Scotland is a high context culture. This means that what is said and done has meaning imposed upon it by surrounding circumstances. In a low context culture, such as Germany, no means no and yes means yes. When the deal is done, it's done. When it's not delivered, you complain, vehemently. Germans do complaining very well.
Let me give you the example I've just experienced walking into my mobile phone provider shop in Glasgow.
I wanted to purchase a top-up voucher. They have an in-store machine for customers to do this effectively and efficiently, leaving staff to concentrate on customers with more complex needs.
So, I went up and inserted the required amount into the self-service machine, to get back a voucher to input into my phone. But the voucher didn't come out. It was stuck.
So, a member of staff came over, apologised that this often happens, and tried extracting the voucher from the slot with his pen. He quickly gave up, pulled the front of the machine open, which he pointed out should have been locked, and handed me the voucher.
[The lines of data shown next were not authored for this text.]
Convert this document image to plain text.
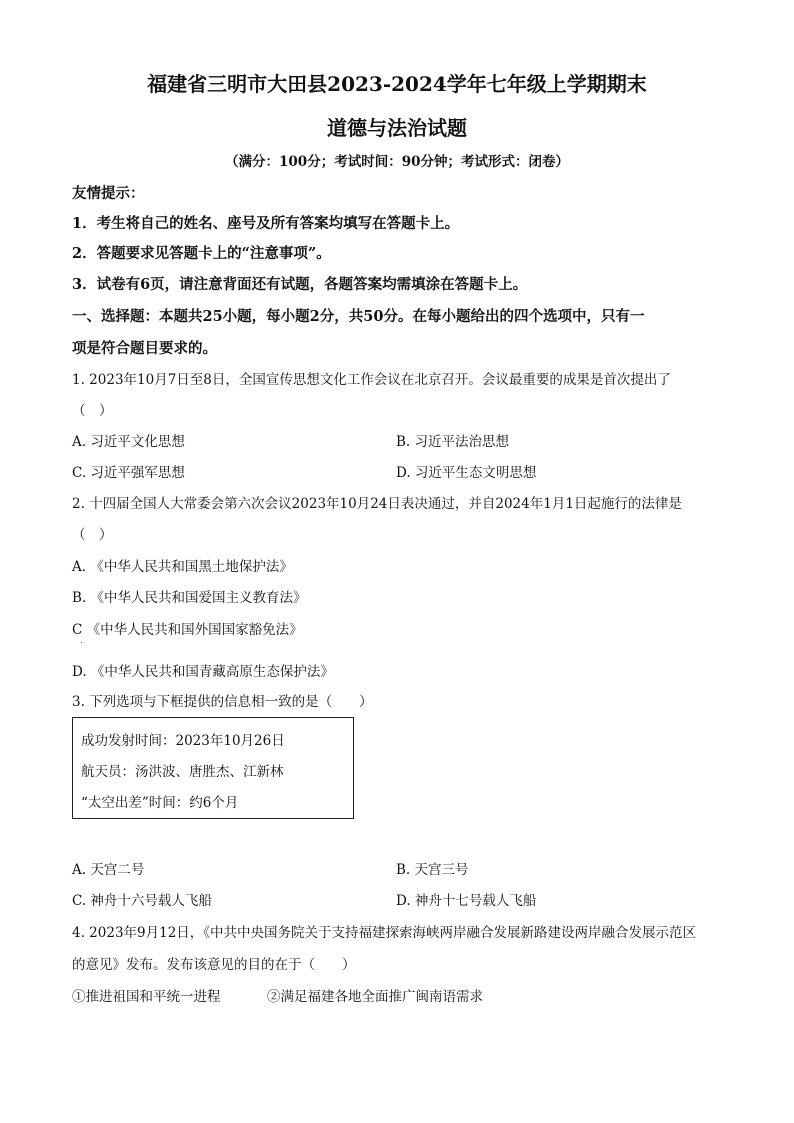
福建省三明市大田县2023-2024学年七年级上学期期末
道德与法治试题
（满分：100分；考试时间：90分钟；考试形式：闭卷）
友情提示：
1．考生将自己的姓名、座号及所有答案均填写在答题卡上。
2．答题要求见答题卡上的“注意事项”。
3．试卷有6页，请注意背面还有试题，各题答案均需填涂在答题卡上。
一、选择题：本题共25小题，每小题2分，共50分。在每小题给出的四个选项中，只有一
项是符合题目要求的。
1. 2023年10月7日至8日，全国宣传思想文化工作会议在北京召开。会议最重要的成果是首次提出了
（　）
A. 习近平文化思想	B. 习近平法治思想
C. 习近平强军思想	D. 习近平生态文明思想
2. 十四届全国人大常委会第六次会议2023年10月24日表决通过，并自2024年1月1日起施行的法律是
（　）
A. 《中华人民共和国黑土地保护法》
B. 《中华人民共和国爱国主义教育法》
C 《中华人民共和国外国国家豁免法》
.
D. 《中华人民共和国青藏高原生态保护法》
3. 下列选项与下框提供的信息相一致的是（　　）
成功发射时间：2023年10月26日
航天员：汤洪波、唐胜杰、江新林
“太空出差”时间：约6个月
A. 天宫二号	B. 天宫三号
C. 神舟十六号载人飞船	D. 神舟十七号载人飞船
4. 2023年9月12日，《中共中央国务院关于支持福建探索海峡两岸融合发展新路建设两岸融合发展示范区
的意见》发布。发布该意见的目的在于（　　）
①推进祖国和平统一进程	②满足福建各地全面推广闽南语需求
So, let's look at this. A transaction that was designed for zero interaction with a sales person, fails, and I get:
my voucheran unnecessary (because the machine should have worked) friendly interaction with a sales personan insight into the poor quality of manufacture of his machine, and the shop's poor attitude towards the machine's security.So, I sat down with my voucher in the shop and activated the company's app on my smartphone for loading the voucher code. I clicked the tab for topping up, and it returned an error message saying my phone couldn't access the page, whilst I was sitting in the shop with full internet access. So, I switched to activating the code by telephone access. Picking up on my frustration, the same member of staff came back over and I explained the issue with the app, which he tried with the same result. After apologising now for the app, he then completed the activation for me using his preferred method of the phone.
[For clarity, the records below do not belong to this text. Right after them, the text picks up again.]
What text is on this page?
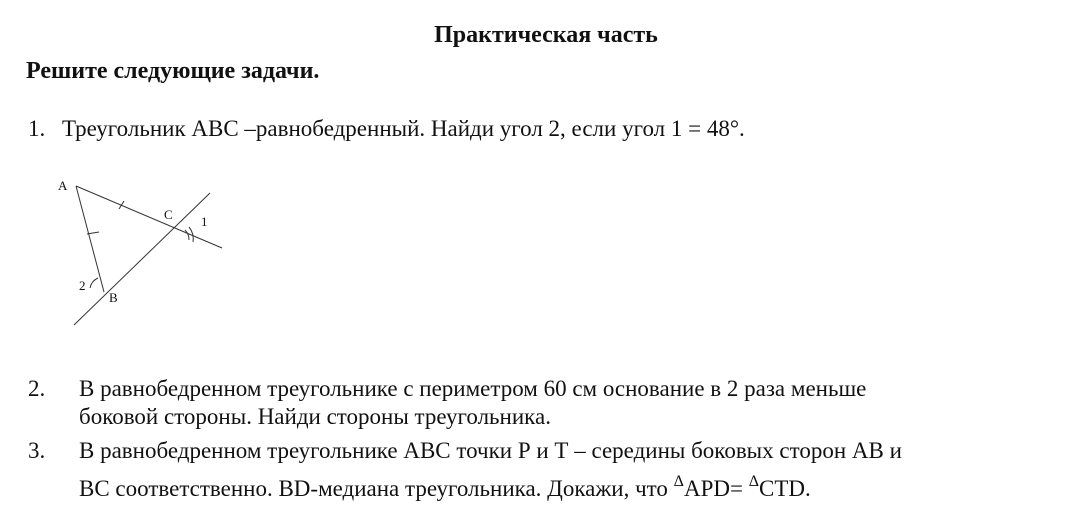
Практическая часть
Решите следующие задачи.
1. Треугольник АВС –равнобедренный. Найди угол 2, если угол 1 = 48°.
A
C 1
2
B
2. В равнобедренном треугольнике с периметром 60 см основание в 2 раза меньше
боковой стороны. Найди стороны треугольника.
3. В равнобедренном треугольнике АВС точки Р и Т – середины боковых сторон АВ и
ВС соответственно. BD-медиана треугольника. Докажи, что $^\Delta$APD= $^\Delta$CTD.
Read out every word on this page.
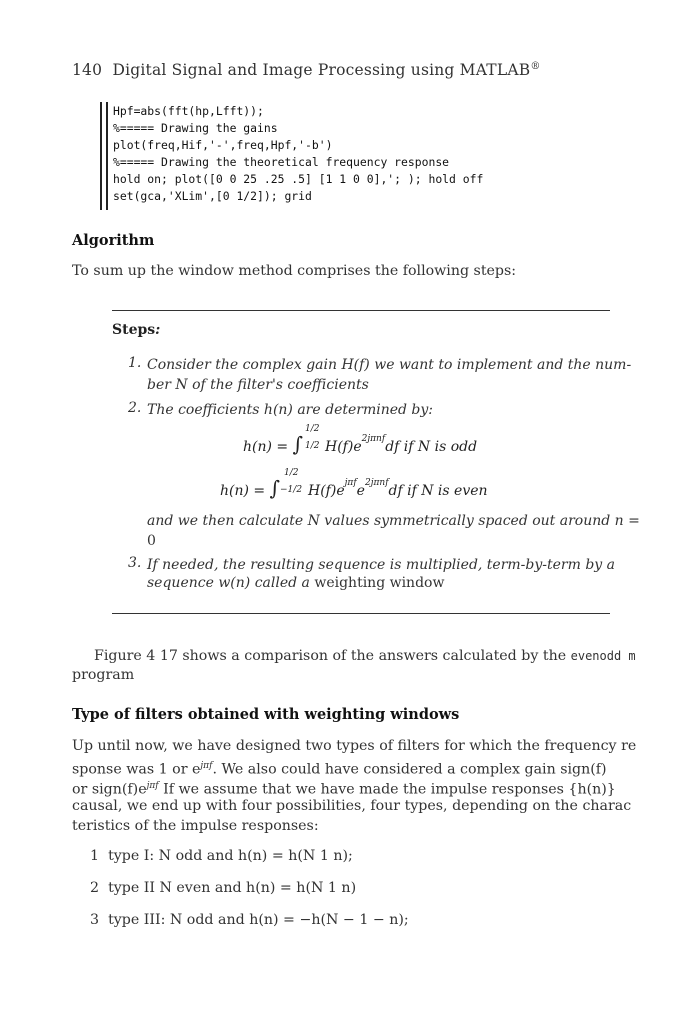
140 Digital Signal and Image Processing using MATLAB®
Hpf=abs(fft(hp,Lfft));
%===== Drawing the gains
plot(freq,Hif,'-',freq,Hpf,'-b')
%===== Drawing the theoretical frequency response
hold on; plot([0 0 25 .25 .5] [1 1 0 0],'; ); hold off
set(gca,'XLim',[0 1/2]); grid
Algorithm
To sum up the window method comprises the following steps:
Steps:
1. Consider the complex gain H(f) we want to implement and the num-
ber N of the filter's coefficients
2. The coefficients h(n) are determined by:
h(n) = ∫
1/2
1/2 $H(f)e^{2j\pi nf}df$ if N is odd
h(n) = ∫
1/2
−1/2 $H(f)e^{j\pi f}e^{2j\pi nf}df$ if N is even
and we then calculate N values symmetrically spaced out around n =
0
3. If needed, the resulting sequence is multiplied, term-by-term by a
sequence w(n) called a weighting window
Figure 4 17 shows a comparison of the answers calculated by the evenodd m
program
Type of filters obtained with weighting windows
Up until now, we have designed two types of filters for which the frequency re
sponse was 1 or $e^{j\pi f}$. We also could have considered a complex gain sign(f)
or $sign(f)e^{j\pi f}$ If we assume that we have made the impulse responses {h(n)}
causal, we end up with four possibilities, four types, depending on the charac
teristics of the impulse responses:
1 type I: N odd and h(n) = h(N 1 n);
2 type II N even and h(n) = h(N 1 n)
3 type III: N odd and h(n) = −h(N − 1 − n);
I get: my code activateda second unnecessary (because the app should have worked) friendly interaction with a sales personan insight into the poor quality of the app created by my provider, designed to take money from me, the customer.This is Scotland. Nothing really works the way it's supposed to. But why?
THE VPO EFFECT
My theory is that, on a deep unconscious level, we in Scotland just don't like doing things without a good blether. Our call centres, complaint centres, civil services, businesses, are rotating around the unconscious incompetence we build into our systems, to force subsequent face-to-face interactions.
The VPO effect stands for The Village Post Office. Imagine something you posted has gone missing. You go into your village post office to report this. You are rightfully angry because you have added to the mysterious tonnes of missing mail that evaporate from our three dimensional universe every day. Maybe what you sent was of sentimental, monetary or important business value. Can you be angry at the lady behind the post office counter?
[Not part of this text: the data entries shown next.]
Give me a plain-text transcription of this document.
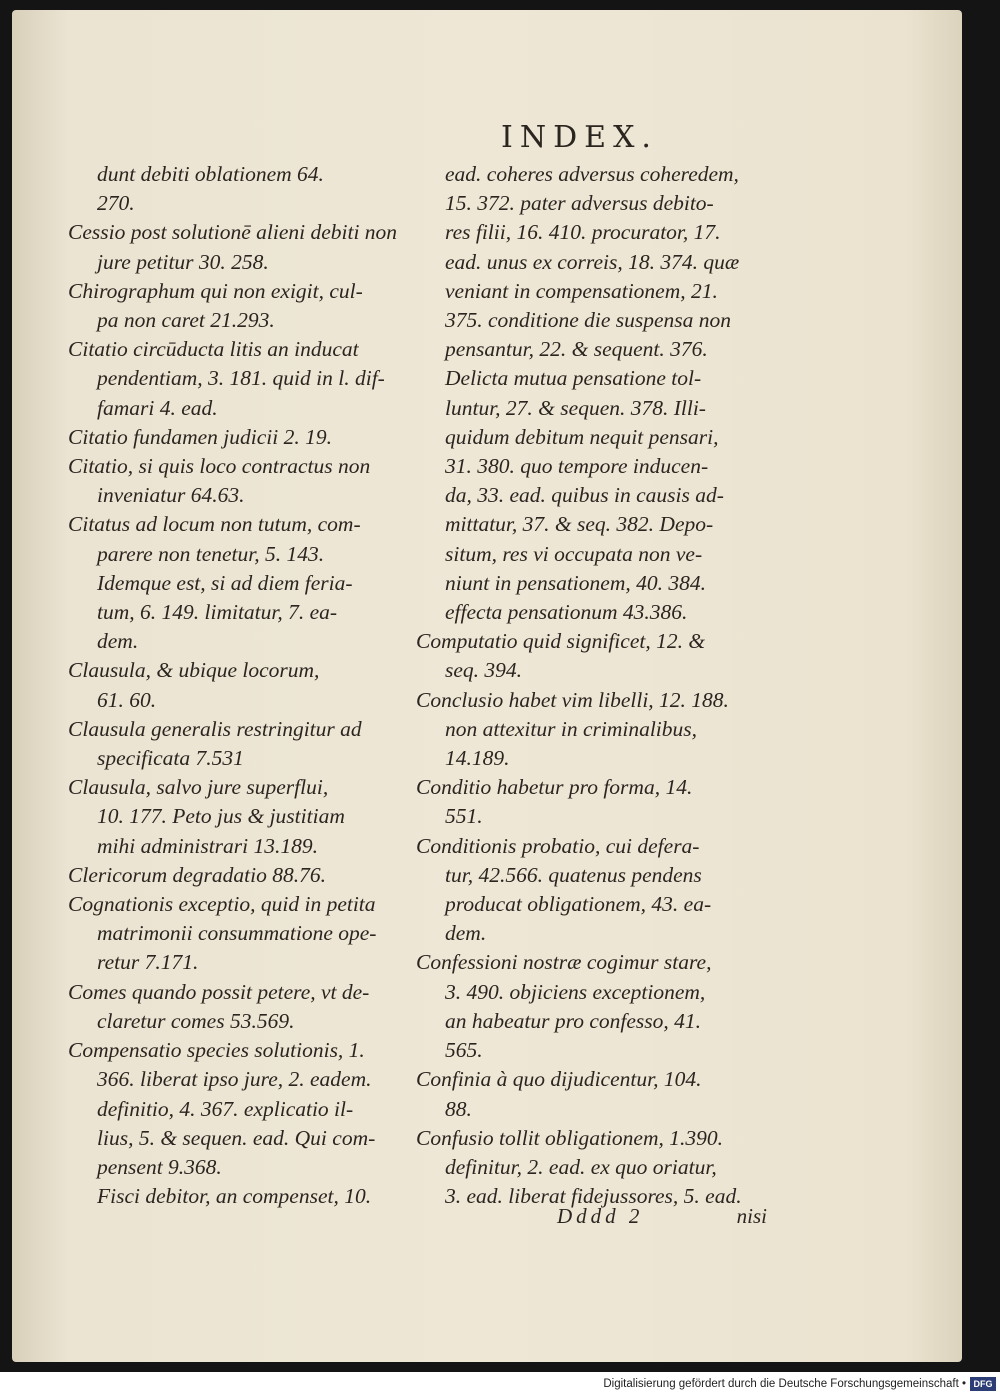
INDEX.
dunt debiti oblationem 64.
270.
Cessio post solutionē alieni debiti non
jure petitur 30. 258.
Chirographum qui non exigit, cul-
pa non caret 21.293.
Citatio circūducta litis an inducat
pendentiam, 3. 181. quid in l. dif-
famari 4. ead.
Citatio fundamen judicii 2. 19.
Citatio, si quis loco contractus non
inveniatur 64.63.
Citatus ad locum non tutum, com-
parere non tenetur, 5. 143.
Idemque est, si ad diem feria-
tum, 6. 149. limitatur, 7. ea-
dem.
Clausula, & ubique locorum,
61. 60.
Clausula generalis restringitur ad
specificata 7.531
Clausula, salvo jure superflui,
10. 177. Peto jus & justitiam
mihi administrari 13.189.
Clericorum degradatio 88.76.
Cognationis exceptio, quid in petita
matrimonii consummatione ope-
retur 7.171.
Comes quando possit petere, vt de-
claretur comes 53.569.
Compensatio species solutionis, 1.
366. liberat ipso jure, 2. eadem.
definitio, 4. 367. explicatio il-
lius, 5. & sequen. ead. Qui com-
pensent 9.368.
Fisci debitor, an compenset, 10.
ead. coheres adversus coheredem,
15. 372. pater adversus debito-
res filii, 16. 410. procurator, 17.
ead. unus ex correis, 18. 374. quæ
veniant in compensationem, 21.
375. conditione die suspensa non
pensantur, 22. & sequent. 376.
Delicta mutua pensatione tol-
luntur, 27. & sequen. 378. Illi-
quidum debitum nequit pensari,
31. 380. quo tempore inducen-
da, 33. ead. quibus in causis ad-
mittatur, 37. & seq. 382. Depo-
situm, res vi occupata non ve-
niunt in pensationem, 40. 384.
effecta pensationum 43.386.
Computatio quid significet, 12. &
seq. 394.
Conclusio habet vim libelli, 12. 188.
non attexitur in criminalibus,
14.189.
Conditio habetur pro forma, 14.
551.
Conditionis probatio, cui defera-
tur, 42.566. quatenus pendens
producat obligationem, 43. ea-
dem.
Confessioni nostræ cogimur stare,
3. 490. objiciens exceptionem,
an habeatur pro confesso, 41.
565.
Confinia à quo dijudicentur, 104.
88.
Confusio tollit obligationem, 1.390.
definitur, 2. ead. ex quo oriatur,
3. ead. liberat fidejussores, 5. ead.
Dddd 2	nisi
Digitalisierung gefördert durch die Deutsche Forschungsgemeinschaft • DFG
Of course not. She may be a fully paid representative of the Royal Mail, but its not her fault. It's "nobody's". It's "the system".
So we both stay on a friendly level, she knowing that The Royal Mail can blissfully carry on being incompetent and that you won't get angry at her because of the great Scottish cry of defeat, "och, you mustn't feel like thaaat...." You know that being anything less than charming and circumspect could damage the longer term relationship you need in order for both of you to sustain the built-in incompetence of "the system", the challenging of which would be futile at best, and a one-way ticket to social ostracism at worst. Your patience is tested as she hands you a form to fill out. You know where this is leading. Resigned, you leave, waiting for the next system failure to bring you to the next charming interaction with a professional representative of the service you threw your money away on. You'll probably do what I've done, and subsequently purchase "track and sign" at vastly more expense, designed to bring more people into a process that should have worked just fine in the first place.
I can think of countless other examples in the past year where a simple transaction became a lengthy series of blethers ending in hopelessness, resignation and if I was lucky, gratitude for the outcome I should have got in the first place.
Incompetence is profitable. It's culturally sanctioned self-sabotage. Bringing Scots face to face, or phone to phone with each other, keeps everyone emotionally in check, in touch with our collective small town culture, and reminds us all of the rules that keep our economy mediocre, propped up with defeatist humour and ticking along.